Well, I'm an old guy.

But I *do know* that *the fastest way* to process data coming from rotating media (or internet steams) is sequential one-pass.

Multi-threading / multi-processing *IS NOT FREE*!!!

Virtual Memory *IS NOT FREE*!!!

Network communication *IS NOT FREE*!!!

So, regardless of whatever "super-impressive ultra-modern technologies" you may have, one-pass with limited working storage is *Freek'n FAST* with all existing hardware.

...

@_lennart

They did not hire me.

.

(But I know what kinds of CPUs they buy. And that tells me that they are actually constrained by processing speed, *regardless* of what they may wish to believe, and what they tell others.)

X

@_lennart maybe a hot take but lambda nanoservices (idk name i made up for running containers per function) turning into something that can use a full cpu makes sense?

idk its one part of the infrastructure so maybe monolith feels like clickbait

@_lennart oh wow. I can imagine the nightmare architecture where the microservice fanboys had been leaving their mark.

To address this, we moved all components into a single process to keep the data transfer within the process memory, which also simplified the orchestration logic.

Yeah, I can imagine.

@_lennart I guess it’s more the refactoring or the greenfield approach and not so much the underlying deployment model.
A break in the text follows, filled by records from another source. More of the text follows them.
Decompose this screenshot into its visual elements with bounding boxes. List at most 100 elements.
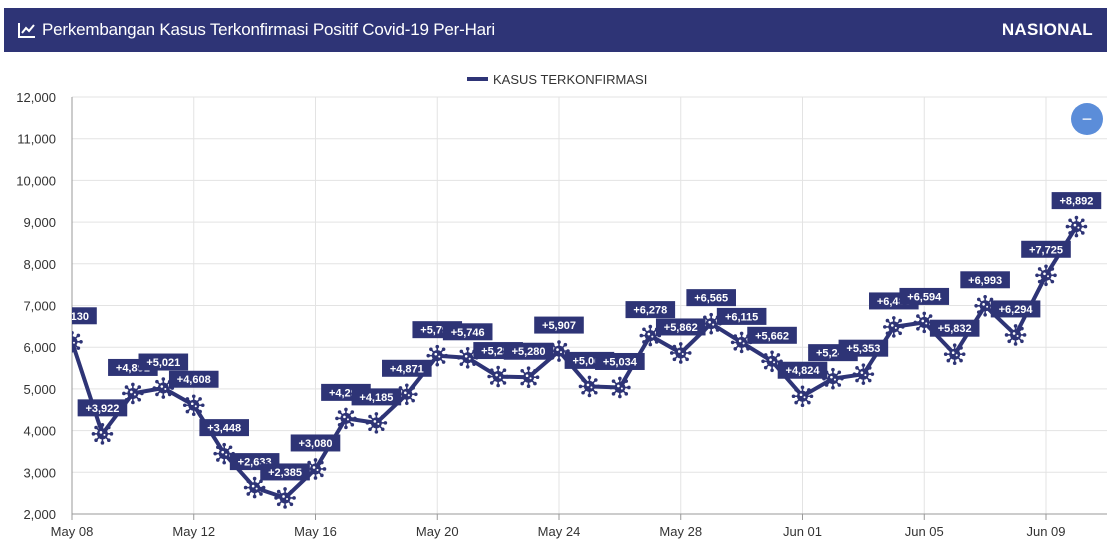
data-label: +5,862 xyxy=(655,318,706,336)
data-labels-clip: +6,327+6,130+3,922+4,891+5,021+4,608+3,4… xyxy=(72,192,1102,481)
data-point[interactable] xyxy=(335,407,357,430)
data-label-box xyxy=(1051,192,1102,210)
virus-spike-tip xyxy=(335,416,339,421)
data-label: +5,034 xyxy=(595,352,645,370)
virus-spot xyxy=(468,357,471,360)
legend[interactable]: KASUS TERKONFIRMASI xyxy=(467,72,647,87)
virus-spot xyxy=(617,384,620,388)
data-point[interactable] xyxy=(487,365,509,388)
data-point[interactable] xyxy=(517,366,540,389)
data-point[interactable] xyxy=(243,476,266,499)
data-point[interactable] xyxy=(61,330,83,353)
region-label: NASIONAL xyxy=(1001,20,1093,39)
virus-spike-tip xyxy=(654,340,659,344)
virus-spike-tip xyxy=(526,384,531,389)
virus-spike-tip xyxy=(587,375,592,380)
data-point[interactable] xyxy=(852,363,875,385)
zoom-out-button[interactable]: − xyxy=(1071,103,1103,135)
data-point[interactable] xyxy=(182,394,205,417)
data-label-text: +3,080 xyxy=(299,438,333,450)
virus-spike-tip xyxy=(1007,326,1011,331)
virus-spike-tip xyxy=(578,384,583,389)
virus-spike-tip xyxy=(131,400,135,405)
data-label-box xyxy=(716,307,767,325)
virus-spike-tip xyxy=(261,485,266,490)
virus-spot xyxy=(312,466,316,469)
virus-spike-tip xyxy=(609,385,613,390)
virus-spike-tip xyxy=(441,360,446,364)
virus-body xyxy=(979,300,991,312)
virus-spike-tip xyxy=(618,394,622,399)
zoom-out-circle xyxy=(1071,103,1103,135)
virus-spike-tip xyxy=(496,383,500,388)
virus-body xyxy=(157,382,169,394)
data-label-box xyxy=(899,287,950,305)
data-point[interactable] xyxy=(669,342,692,364)
data-point[interactable] xyxy=(1004,324,1027,346)
virus-body xyxy=(675,347,687,359)
y-tick-label: 3,000 xyxy=(23,465,56,480)
virus-spike-tip xyxy=(1074,215,1079,220)
virus-spot xyxy=(130,390,133,394)
virus-spike-tip xyxy=(107,425,111,430)
virus-spike-tip xyxy=(216,458,220,462)
virus-body xyxy=(249,482,261,494)
virus-spike-tip xyxy=(672,344,677,349)
virus-spike-tip xyxy=(831,385,835,390)
virus-spot xyxy=(833,378,836,381)
virus-spike-tip xyxy=(715,328,720,332)
virus-body xyxy=(949,348,961,360)
virus-spike-tip xyxy=(837,383,842,387)
virus-spike-tip xyxy=(739,349,744,354)
virus-spike-tip xyxy=(94,438,98,443)
virus-body xyxy=(462,352,474,364)
virus-spike-tip xyxy=(320,473,324,478)
x-tick-label: May 20 xyxy=(416,524,459,539)
virus-spike-tip xyxy=(943,352,948,357)
data-point[interactable] xyxy=(426,344,449,367)
virus-spike-tip xyxy=(852,372,857,376)
data-label-box xyxy=(838,339,889,357)
virus-spot xyxy=(373,420,377,423)
y-tick-label: 4,000 xyxy=(23,424,56,439)
virus-spike-tip xyxy=(922,329,927,334)
virus-spot xyxy=(864,374,867,377)
virus-spike-tip xyxy=(892,316,896,320)
virus-spike-tip xyxy=(739,331,744,336)
virus-spike-tip xyxy=(763,365,768,370)
virus-spike-tip xyxy=(946,346,951,350)
data-point[interactable] xyxy=(1065,215,1088,238)
data-point[interactable] xyxy=(152,377,175,399)
data-label-text: +2,385 xyxy=(268,467,302,479)
data-point[interactable] xyxy=(791,385,814,408)
virus-spot xyxy=(99,431,103,434)
data-point[interactable] xyxy=(639,324,662,347)
virus-spike-tip xyxy=(974,303,978,308)
data-point[interactable] xyxy=(883,316,905,338)
virus-spike-tip xyxy=(672,357,677,362)
data-point[interactable] xyxy=(578,375,601,398)
chart-area: 2,000 3,000 4,000 5,000 6,000 7,000 8,000 9,000… xyxy=(0,60,1113,549)
virus-spike-tip xyxy=(1053,273,1057,278)
data-point[interactable] xyxy=(943,343,966,366)
virus-body xyxy=(279,492,291,504)
data-point[interactable] xyxy=(1035,264,1057,287)
virus-spot xyxy=(255,487,258,490)
virus-body xyxy=(705,318,717,330)
virus-spot xyxy=(921,319,925,323)
data-point[interactable] xyxy=(274,487,296,509)
data-point[interactable] xyxy=(213,442,235,465)
virus-spot xyxy=(1073,223,1077,227)
virus-spot xyxy=(677,350,681,353)
virus-spike-tip xyxy=(946,358,951,363)
virus-spike-tip xyxy=(435,344,440,349)
data-point[interactable] xyxy=(609,376,631,399)
data-point[interactable] xyxy=(365,412,388,434)
data-point[interactable] xyxy=(91,423,114,445)
virus-spike-tip xyxy=(976,297,981,302)
virus-spike xyxy=(35,327,38,330)
virus-spike-tip xyxy=(763,353,768,357)
virus-spike-tip xyxy=(152,386,157,390)
virus-body xyxy=(127,387,139,399)
virus-spot xyxy=(438,355,441,358)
Ir at least I‘d say this scenario is ideal to save money while haven’t other benefits aswell. Throw away all legacy code.
@_lennart yup. I consult with small businesses on questions like this. Serverless is a billing model more than a technical architecture. Very good for operations that need to be quickly deployed and are essentially scheduled -- so the cost is controlled by the business and not customer demand.
@_lennart Frankly, in small projects, the only thing I find useful in Amazon’s well architected approach is caching.